For those of you who haven’t experienced “Supernanny,” the show is basically “The Dog Whisperer” of children and, more importantly, parents, ones who are poor at setting boundaries, don’t utilize nonviolent consequences, or act like their kids owe them something because they gave birth to them. In the UK version, Supernanny’s name is Jo, who looks like a member of L.W.A. (Librarians with Attitude), and in the U.S., her name is Deborah, a Michelle Obama-archetype. Both are firm, caring women, and neither can be thwarted, whether they’re dealing with a knife-wielding hyperactive or a little boy that curses and spits at his mother. The worst episode of all though was the one with the father who told his two toddler daughters they were “little bitches.” Yes, you read that right–LITTLE BITCHES! Like, to their faces.
Thankfully, Supernanny shut that down quickly, and by the end of the episode, the father understood he was wrong, discovered a form of discipline other than spanking and established boundaries for his children, so they could learn what was right and wrong rather than being spanked and called “little bitches” for everything. If Supernanny hadn’t saved the day, there’s a good chance those girls would grow up to have low self-esteem, suffer from anxiety and depression or possibly end up in clear heels. (A Chris Rock reference worth the 1:35 it’ll take you to watch this clip, which should be required viewing for all men about to have a baby daughter.)
What I’ve learned from “Supernanny” is simple: there are so many things in the world that will fuck up your kid. Do your best not to add to it.
2) In the last few weeks, I’ve seen three separate incidents where parents were smoking around their babies. All three involved couples–in one case mom was smoking while pushing the stroller, flicking the cigarette between her fingers just above her daughter’s head, and the other two were dads, one smoking while mom pushed and the other with his baby, younger than Sonny, tucked in a Baby Moby against his chest.
This isn’t “Mad Men,” people! Everyone knows cigarettes are bad for you. There’s even a reminder on the package in bold: lung cancer, heart disease, emphysema and may complicate pregnancy. And guess what? Second-hand smoke is even worse, especially for children. Don’t take my word for it.
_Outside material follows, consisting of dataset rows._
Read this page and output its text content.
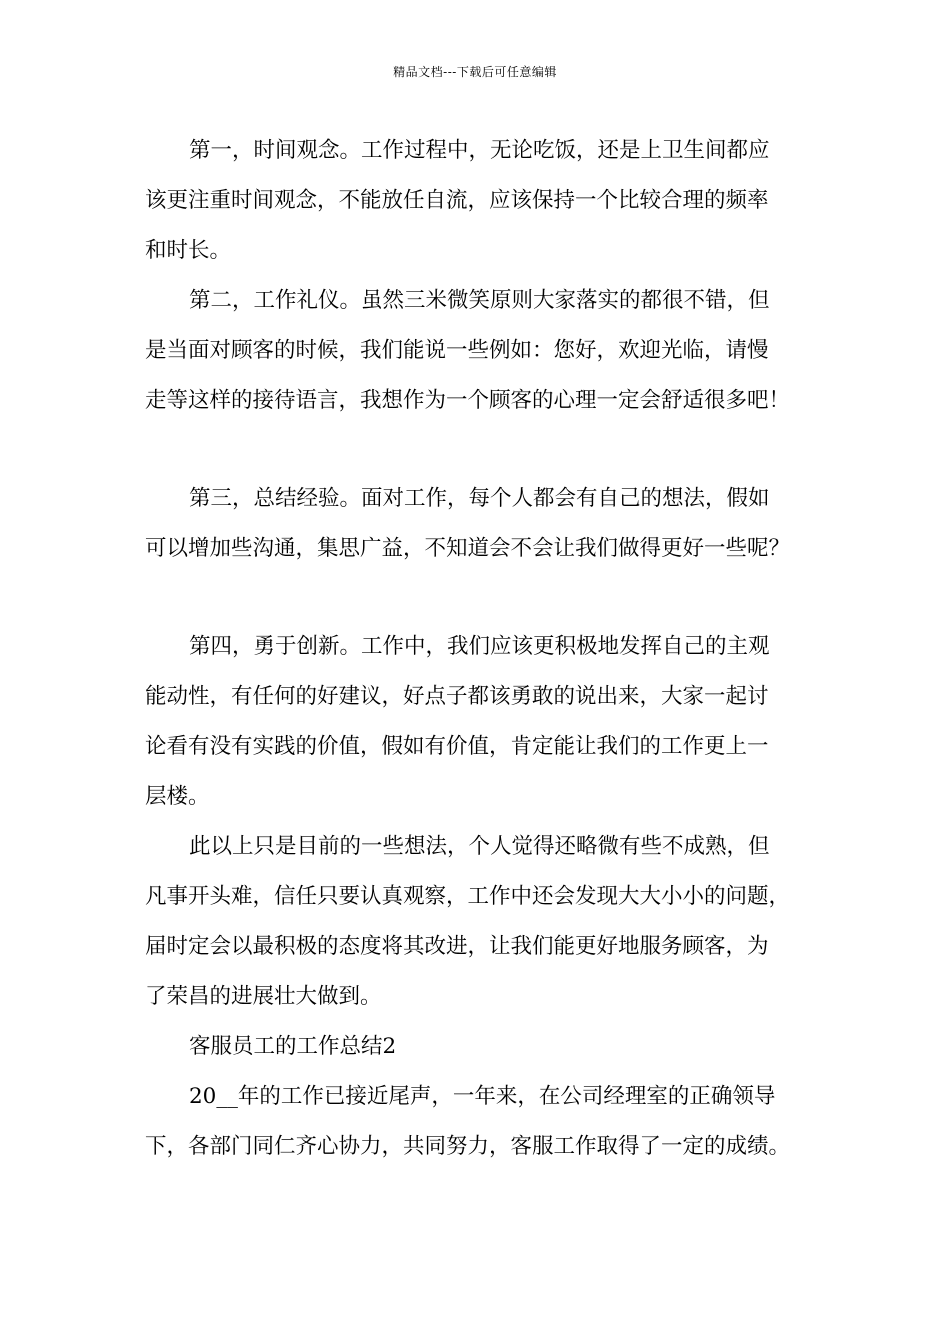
精品文档---下载后可任意编辑
第一，时间观念。工作过程中，无论吃饭，还是上卫生间都应
该更注重时间观念，不能放任自流，应该保持一个比较合理的频率
和时长。
第二，工作礼仪。虽然三米微笑原则大家落实的都很不错，但
是当面对顾客的时候，我们能说一些例如：您好，欢迎光临，请慢
走等这样的接待语言，我想作为一个顾客的心理一定会舒适很多吧！
第三，总结经验。面对工作，每个人都会有自己的想法，假如
可以增加些沟通，集思广益，不知道会不会让我们做得更好一些呢？
第四，勇于创新。工作中，我们应该更积极地发挥自己的主观
能动性，有任何的好建议，好点子都该勇敢的说出来，大家一起讨
论看有没有实践的价值，假如有价值，肯定能让我们的工作更上一
层楼。
此以上只是目前的一些想法，个人觉得还略微有些不成熟，但
凡事开头难，信任只要认真观察，工作中还会发现大大小小的问题，
届时定会以最积极的态度将其改进，让我们能更好地服务顾客，为
了荣昌的进展壮大做到。
客服员工的工作总结2
20__年的工作已接近尾声，一年来，在公司经理室的正确领导
下，各部门同仁齐心协力，共同努力，客服工作取得了一定的成绩。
The Surgeon General’s got the scoop.
If you are smoking around a baby, stop, or you may make a dead baby joke come true.
3) Last weekend I heard a woman walking past my yard yell “Shut up!” and when I looked up from the patch of grass I was raking (Fatherhood, at least early fatherhood, comes with yard work duty.), I saw she was yelling at her daughter, who was maybe three-years-old. She then said it again. “Shut up. Stop whining.” And when the little girl asked her a question I couldn’t hear, “I don’t know. Shut up.”
Telling your child, your daughter, to shut up, especially when she has a question doesn’t help her learn anything, understand the world positively or empower her to speak. This little girl was taught to be seen and not heard, ensuring she’ll grow up like generations of girls before her, probably like her mother, ones that had little or no voice, who weren’t allowed to question, who were taught to obey, stop whining, shut up.
What I most look forward to, besides Sonny’s first word (I’m a writer! What do you expect?), is when he asks his first question, seeing his boy mind make an observation and then he’ll wonder, “What is that, daddy?” When he wants to know something, I won’t tell Sonny to shut up–in fact, I won’t even give him an answer at first. I’ll reply, “What do you think it is?” because I want him to think critically, analyze and reason, speak his mind and tell his own stories. I’ll need something to write about.